No Christmas music playlist would be complete without an offering from “The King.” Elvis’ rendition of the 1948 Ernest Tubb tune is widely considered of the greatest rock-and-roll Christmas songs evah. “Blue Christmas” has been covered countless times by artists as diverse as Celine Dion and Billy Idol, but it is Elvis’ signature style that propels the song into the stratosphere. Christmas music enthusiasts should accept no substitutes with this holiday tune.

“Little Saint Nick”

This Christmas favorite, written by Brian Wilson and Mike Love of the Beach Boys, reached No. 3 on the Christmas charts in 1964. A fanciful take on the Beach Boys’ 1963 hit “Little Deuce Coupe,” the song has been covered multiple times and even used in a Coca-Cola holiday commercial featuring animated polar bears that stumble on a festive penguin gathering. There are two kinds of Christmas songs — ones that put you in a quiet, reflective mood and ones that instantaneously put you in the holiday spirit as you bounce up and down while listening in your car. “Little Saint Nick” falls into the latter category.

“Christmastime is Here”

The vocal version of this song comes off the fantastic soundtrack for the animated 1965 CBS special A Charlie Brown Christmas. Performed by the Vince Guaraldi Trio, this song opens the animated special with a slow, melancholy melody that underscores Charlie Brown’s general disappointment with the holiday season. As Charlie Brown and friends skate on a frozen lake, the jazz piano stylings of Guaraldi create a peaceful holiday landscape. Each time this song is played over the airwaves, it takes Generation X’ers back to a simpler time when watching A Charlie Brown Christmas was an annual family tradition.

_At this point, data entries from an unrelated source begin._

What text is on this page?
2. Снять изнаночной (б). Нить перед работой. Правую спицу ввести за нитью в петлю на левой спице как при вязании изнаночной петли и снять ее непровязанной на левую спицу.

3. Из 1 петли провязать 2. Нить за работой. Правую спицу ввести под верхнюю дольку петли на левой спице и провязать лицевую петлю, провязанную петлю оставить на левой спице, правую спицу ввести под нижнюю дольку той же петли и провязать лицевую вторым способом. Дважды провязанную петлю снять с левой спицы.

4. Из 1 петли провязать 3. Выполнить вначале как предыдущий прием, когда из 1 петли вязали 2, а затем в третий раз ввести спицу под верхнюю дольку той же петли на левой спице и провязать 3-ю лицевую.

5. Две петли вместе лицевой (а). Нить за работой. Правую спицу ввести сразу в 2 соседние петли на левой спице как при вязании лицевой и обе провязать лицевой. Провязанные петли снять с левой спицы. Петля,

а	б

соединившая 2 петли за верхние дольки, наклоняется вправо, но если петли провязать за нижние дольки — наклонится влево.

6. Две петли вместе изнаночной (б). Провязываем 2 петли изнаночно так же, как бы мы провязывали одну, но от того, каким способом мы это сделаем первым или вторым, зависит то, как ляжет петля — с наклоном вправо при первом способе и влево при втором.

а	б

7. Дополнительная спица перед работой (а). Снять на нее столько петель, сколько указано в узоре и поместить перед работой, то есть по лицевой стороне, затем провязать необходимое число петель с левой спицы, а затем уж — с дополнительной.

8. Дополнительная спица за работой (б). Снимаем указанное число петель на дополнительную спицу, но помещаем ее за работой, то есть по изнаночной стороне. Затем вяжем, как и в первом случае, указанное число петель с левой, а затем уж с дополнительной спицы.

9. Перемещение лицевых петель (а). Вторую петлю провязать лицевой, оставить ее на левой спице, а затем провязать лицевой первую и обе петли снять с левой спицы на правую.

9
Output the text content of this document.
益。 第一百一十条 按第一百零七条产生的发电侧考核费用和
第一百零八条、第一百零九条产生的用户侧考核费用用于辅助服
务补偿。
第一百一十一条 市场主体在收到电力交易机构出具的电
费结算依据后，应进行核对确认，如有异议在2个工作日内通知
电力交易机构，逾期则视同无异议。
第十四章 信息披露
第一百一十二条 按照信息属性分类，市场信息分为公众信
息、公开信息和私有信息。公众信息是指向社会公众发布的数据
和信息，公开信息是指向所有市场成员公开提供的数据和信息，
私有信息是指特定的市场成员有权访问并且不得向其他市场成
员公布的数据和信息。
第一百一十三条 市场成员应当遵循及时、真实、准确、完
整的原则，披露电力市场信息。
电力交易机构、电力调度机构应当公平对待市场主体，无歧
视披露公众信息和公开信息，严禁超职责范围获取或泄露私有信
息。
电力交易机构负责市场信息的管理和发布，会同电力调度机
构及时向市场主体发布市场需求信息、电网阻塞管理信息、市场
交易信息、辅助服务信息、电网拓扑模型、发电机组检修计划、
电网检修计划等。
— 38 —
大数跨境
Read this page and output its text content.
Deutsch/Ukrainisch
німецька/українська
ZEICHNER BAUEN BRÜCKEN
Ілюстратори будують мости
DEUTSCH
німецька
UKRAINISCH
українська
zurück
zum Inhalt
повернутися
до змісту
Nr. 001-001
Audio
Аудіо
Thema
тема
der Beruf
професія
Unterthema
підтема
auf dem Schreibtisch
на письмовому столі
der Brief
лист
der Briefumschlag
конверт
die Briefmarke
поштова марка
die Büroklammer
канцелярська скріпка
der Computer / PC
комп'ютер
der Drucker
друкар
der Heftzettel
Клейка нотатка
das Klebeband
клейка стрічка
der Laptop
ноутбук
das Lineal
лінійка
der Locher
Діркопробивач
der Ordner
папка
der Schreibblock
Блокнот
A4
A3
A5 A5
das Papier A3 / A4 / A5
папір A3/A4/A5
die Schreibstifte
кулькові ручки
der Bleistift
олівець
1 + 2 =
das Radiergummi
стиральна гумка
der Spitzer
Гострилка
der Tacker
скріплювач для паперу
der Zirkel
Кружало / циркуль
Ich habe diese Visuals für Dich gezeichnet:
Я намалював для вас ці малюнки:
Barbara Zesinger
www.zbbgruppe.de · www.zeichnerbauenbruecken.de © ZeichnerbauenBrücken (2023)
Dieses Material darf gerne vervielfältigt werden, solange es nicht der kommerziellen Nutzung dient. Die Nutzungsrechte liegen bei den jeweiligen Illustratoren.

“Happy Christmas (War is Over)”

In 1969, John Lennon and Yoko Ono rented billboards in 11 cities around the world that read, “War is Over! (If You Want It).” A protest against the war in Vietnam, “Happy Christmas (War is Over),” recorded by Lennon in 1971, took its lyrics directly from the famous billboards. With the help of producer Phil Spector, Lennon and Ono recorded the song with the Harlem Community Choir singing in the background. Although the song was a protest against the Vietnam War, it has enjoyed particular resonance since the US invasion of Iraq in March 2003. This Christmas, with the US and Iraq having finalized an agreement to have all troops out of the country by 2011, “Happy Christmas” has a more celebratory connotation.

“Sleigh Ride”

Arthur Fiedler and the Boston Pops Orchestra recorded the most famous version of this holiday classic in 1949. Composed by Leroy Anderson, “Sleigh Ride” ranks in the Top 10 of Christmas songs performed around the world. The NC Symphony traditionally saves this piece for its encore performance during its annual Holiday Pops concert series. Last December, I attended the symphony’s Christmas concert at Kenan Auditorium on the campus of UNC Wilmington. At the conclusion of the program, the audience rose to its feet and applauded for a good three or four minutes until the orchestra hit the first note of “Sleigh Ride.” The symphony’s pitch-perfect rendition garnered it another standing ovation.


Josh Groban and the London Symphony Orchestra’s performance of “Noel,” from Groban’s 2007 holiday album, is the latest definitive version of this Christmas classic. According to Nielsen Soundscan, the album sold over 3.6 million copies in 11 weeks, making it the bestselling album of 2007.

“Hark the Herald Angels Sing”

Fans of legendary Hollywood director Frank Capra would probably say their favorite version of this Christmas classic is performed by the cast of It’s a Wonderful Life (screening this week at the Carolina Theatre; see BeThere, opposite page). After falling into despair, George Bailey, played by the marvelous Jimmy Stewart, realizes he really does have a wonderful life in the film’s climactic scene. Little ZuZu points out the copy of Tom Sawyer that mysteriously appears, and after George reads the inscription by Clarence, his guardian angel, the song’s significance resonates with the audience.

“Do They Know It’s Christmas?”

The brainchild of Bob Geldof, the recording of “Do They Know It’s Christmas?” served as a fundraiser for famine relief in Ethiopia in 1984. The song features vocals by a who’s who of ’80s pop music including Duran Duran, Spandau Ballet, Paul Young, Culture Club, George Michael, Kool and the Gang, Sting, Bono, Phil Collins, Jody

Watley, Bananarama and some of Geldof’s bandmates from the Boomtown Rats. The original version was produced by Midge Ure, and released by Band Aid on Nov. 29, 1984.

“Canon in D major (Christmas Canon)”

This is a sentimental favorite of mine. “Canon in D major” by Johann Pachelbel is the opening music of the 1980 film Ordinary People. This haunting, beautiful melody can be interpreted as joyous or sad, and director Robert Redford’s selection of this composition for the film was masterful. Originally composed in 1680, the instrumental piece is known for its chord progression, and is often played at weddings. In 1998, the Trans-Siberian Orchestra added holiday lyrics and updated Pachelbel’s timeless masterpiece.